After only three years in existence, the Gate City Grays can already call themselves a dynasty.
In their 2014 inaugural year, the Pocatello-based semi-professional baseball team had the best record in the Northern Utah League. The following year, the scrappy young players battled through an up-and-down regular season to win their first NUL title.
Then, as night fell on Pocatello’s Halliwell Park on Aug. 8, 2016, the Grays took home their second straight league championship. During that game, Gate City shut down the Providence Wolverines 5-0 in the second game of a best-of-three championship series.
“It means everything,” Gate City skipper Trent Seamons said after the decisive win. “We’re here for the city. We’re here for Pocatello, Chubbuck, the Gate City.”

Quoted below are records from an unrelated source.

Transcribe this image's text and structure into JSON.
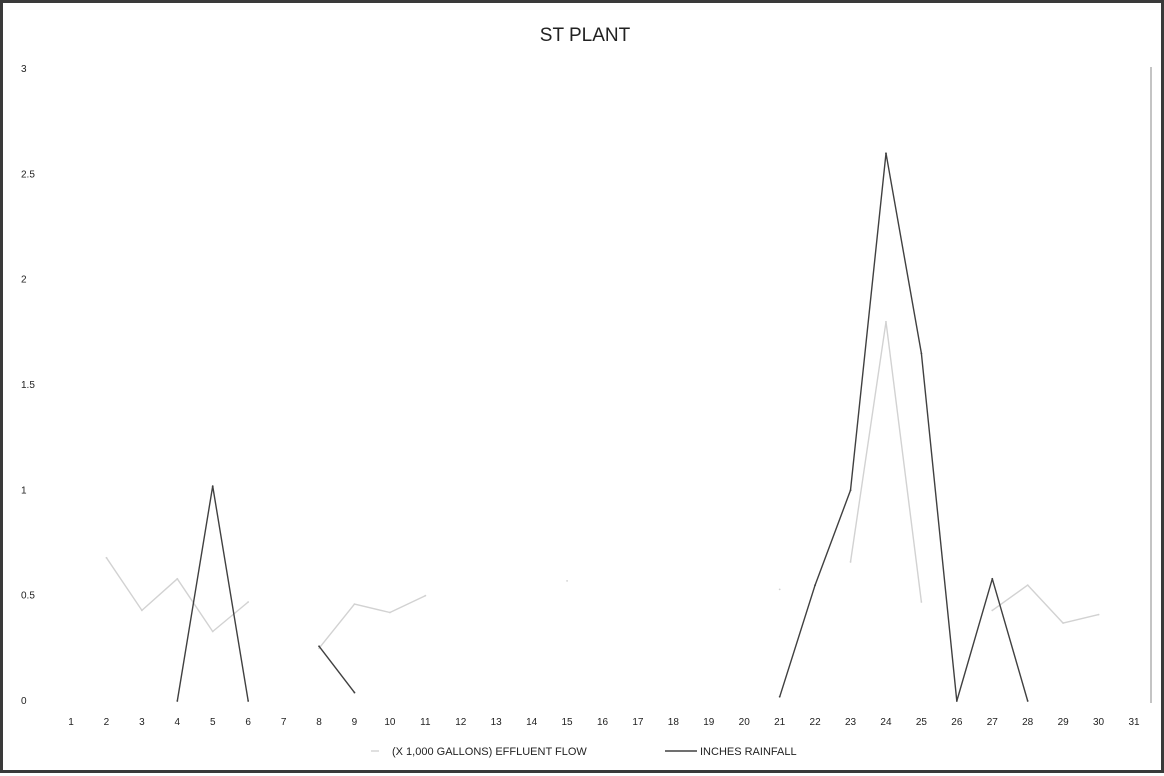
{
  "chart_data": {
    "type": "line",
    "title": "ST PLANT",
    "xlabel": "",
    "ylabel": "",
    "categories": [
      "1",
      "2",
      "3",
      "4",
      "5",
      "6",
      "7",
      "8",
      "9",
      "10",
      "11",
      "12",
      "13",
      "14",
      "15",
      "16",
      "17",
      "18",
      "19",
      "20",
      "21",
      "22",
      "23",
      "24",
      "25",
      "26",
      "27",
      "28",
      "29",
      "30",
      "31"
    ],
    "ylim": [
      0,
      3
    ],
    "yticks": [
      "0",
      "0.5",
      "1",
      "1.5",
      "2",
      "2.5",
      "3"
    ],
    "grid": false,
    "legend_position": "bottom",
    "series": [
      {
        "name": "(X 1,000 GALLONS) EFFLUENT FLOW",
        "color": "#d2d2d2",
        "dash": "none",
        "values": [
          null,
          0.68,
          0.43,
          0.58,
          0.33,
          0.47,
          null,
          0.25,
          0.46,
          0.42,
          0.5,
          null,
          null,
          null,
          0.57,
          null,
          null,
          null,
          null,
          null,
          0.53,
          null,
          0.66,
          1.8,
          0.47,
          null,
          0.43,
          0.55,
          0.37,
          0.41,
          null
        ]
      },
      {
        "name": "INCHES RAINFALL",
        "color": "#404040",
        "dash": "none",
        "values": [
          null,
          null,
          null,
          0,
          1.02,
          0,
          null,
          0.26,
          0.04,
          null,
          null,
          null,
          null,
          null,
          null,
          null,
          null,
          null,
          null,
          null,
          0.02,
          0.55,
          1.0,
          2.6,
          1.65,
          0,
          0.58,
          0,
          null,
          null,
          null
        ]
      }
    ]
  }
}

Pocatello was a baseball hotbed in past decades, fielding Minor League teams from the mid-1920s through the early ’90s. Hall of Fame manager Tommy Lasorda, who won three World Series with the Los Angeles Dodgers, managed the Pocatello Chiefs in 1965.

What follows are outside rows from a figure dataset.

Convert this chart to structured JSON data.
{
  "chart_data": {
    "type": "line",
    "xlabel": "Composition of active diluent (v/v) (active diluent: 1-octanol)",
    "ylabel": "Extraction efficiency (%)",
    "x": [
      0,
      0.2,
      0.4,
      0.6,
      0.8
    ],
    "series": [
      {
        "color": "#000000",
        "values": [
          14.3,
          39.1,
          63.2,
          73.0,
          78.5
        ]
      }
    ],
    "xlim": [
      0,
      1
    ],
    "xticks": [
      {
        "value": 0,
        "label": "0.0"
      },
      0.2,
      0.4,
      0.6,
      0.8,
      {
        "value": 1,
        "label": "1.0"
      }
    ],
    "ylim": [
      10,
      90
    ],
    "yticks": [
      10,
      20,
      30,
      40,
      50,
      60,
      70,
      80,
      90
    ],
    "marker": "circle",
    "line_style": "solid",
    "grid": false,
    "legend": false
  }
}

Since the Pocatello Posse’s lone season in 1993, the Gate City baseball scene had been limited to high school and American Legion games. But now with the establishment of the Grays, the Pocatello area can relive its baseball glory days.
The Northern Utah League spans from Pocatello into Utah cities Smithfield, Providence, Logan and Hyrum. But the Grays, who are now the longstanding semi-pro organization’s newest member, have taken the league by storm with a passionate fan base and a winning reputation few of their rivals can match.

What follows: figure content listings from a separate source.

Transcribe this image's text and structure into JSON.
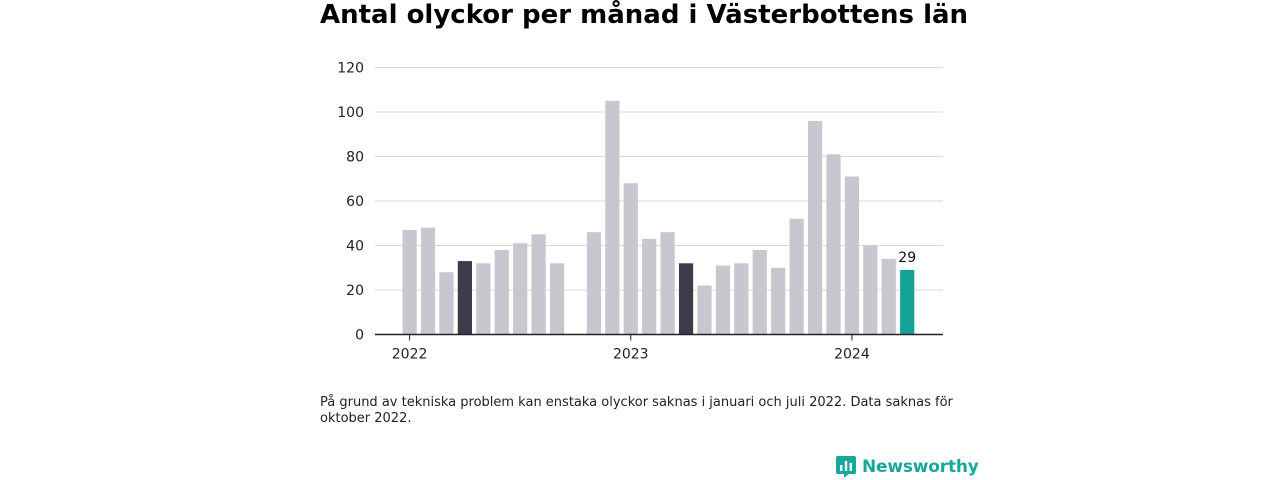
{
  "chart_data": {
    "type": "bar",
    "title": "Antal olyckor per månad i Västerbottens län",
    "xlabel": "",
    "ylabel": "",
    "ylim": [
      0,
      120
    ],
    "yticks": [
      "0",
      "20",
      "40",
      "60",
      "80",
      "100",
      "120"
    ],
    "year_labels": [
      "2022",
      "2023",
      "2024"
    ],
    "categories": [
      "2022-01",
      "2022-02",
      "2022-03",
      "2022-04",
      "2022-05",
      "2022-06",
      "2022-07",
      "2022-08",
      "2022-09",
      "2022-10",
      "2022-11",
      "2022-12",
      "2023-01",
      "2023-02",
      "2023-03",
      "2023-04",
      "2023-05",
      "2023-06",
      "2023-07",
      "2023-08",
      "2023-09",
      "2023-10",
      "2023-11",
      "2023-12",
      "2024-01",
      "2024-02",
      "2024-03",
      "2024-04"
    ],
    "values": [
      47,
      48,
      28,
      33,
      32,
      38,
      41,
      45,
      32,
      null,
      46,
      105,
      68,
      43,
      46,
      32,
      22,
      31,
      32,
      38,
      30,
      52,
      96,
      81,
      71,
      40,
      34,
      29
    ],
    "highlight_label": "29",
    "colors": {
      "default": "#c8c7cf",
      "same_month_previous_years": "#3d3c4a",
      "current": "#13a497",
      "axis": "#222222",
      "grid": "#d9d9d9"
    },
    "grid": true,
    "legend": "none"
  },
  "footnote": "På grund av tekniska problem kan enstaka olyckor saknas i januari och juli 2022. Data saknas för oktober 2022.",
  "brand": {
    "name": "Newsworthy",
    "icon": "bar-chart-speech-bubble-icon"
  }
}
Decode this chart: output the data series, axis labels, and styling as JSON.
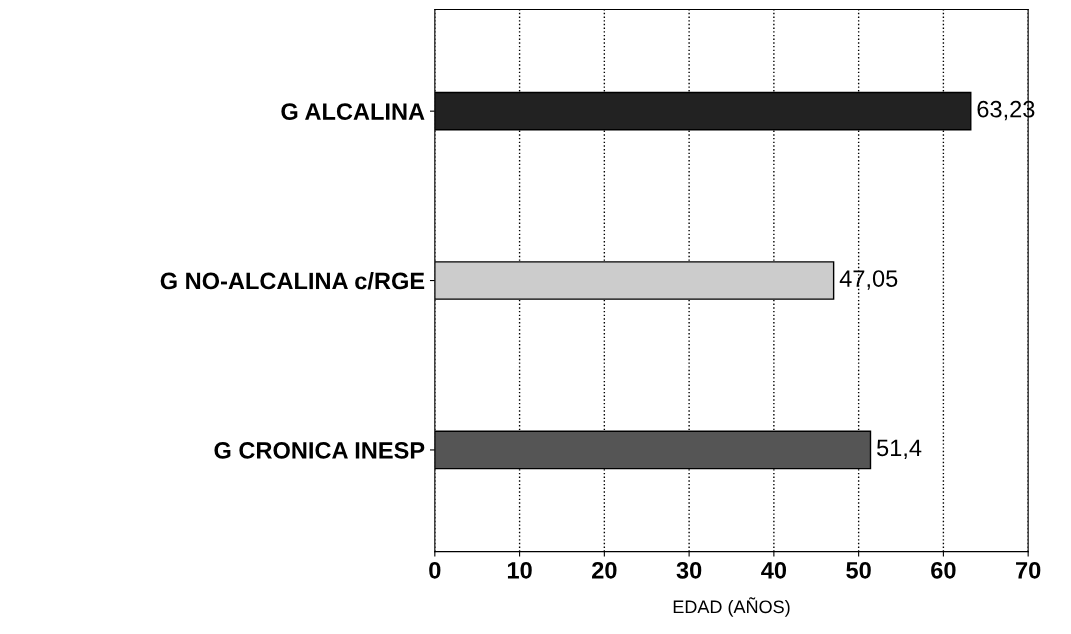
{
  "chart_data": {
    "type": "bar",
    "orientation": "horizontal",
    "xlabel": "EDAD (AÑOS)",
    "categories": [
      "G ALCALINA",
      "G NO-ALCALINA c/RGE",
      "G CRONICA INESP"
    ],
    "values": [
      63.23,
      47.05,
      51.4
    ],
    "colors": [
      "#222222",
      "#cccccc",
      "#555555"
    ],
    "value_labels": [
      "63,23",
      "47,05",
      "51,4"
    ],
    "xlim": [
      0,
      70
    ],
    "xticks": [
      0,
      10,
      20,
      30,
      40,
      50,
      60,
      70
    ],
    "grid": "x"
  }
}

Since their inception, the Grays have had no problem building a fan base. For home games at Halliwell Park, which is located at 978 W. Alameda Road, local fans consistently pack the stadium.
The team’s owners, Terry and Erica Fredrickson, pump personal resources into the club while helping area residents with disabilities, giving them employment opportunities with the Grays and New Day Products and Resources. They tabbed Idaho State student and former college baseball player Seamons as the Grays’ manager, and the roster is comprised mostly of area ballplayers with collegiate playing experience.
The end result: two league championships in three years and an ecstatic fan base.
“People like to be part of a winning tradition, and we’ve proven we can win,” Terry said at the beginning of the 2016 season.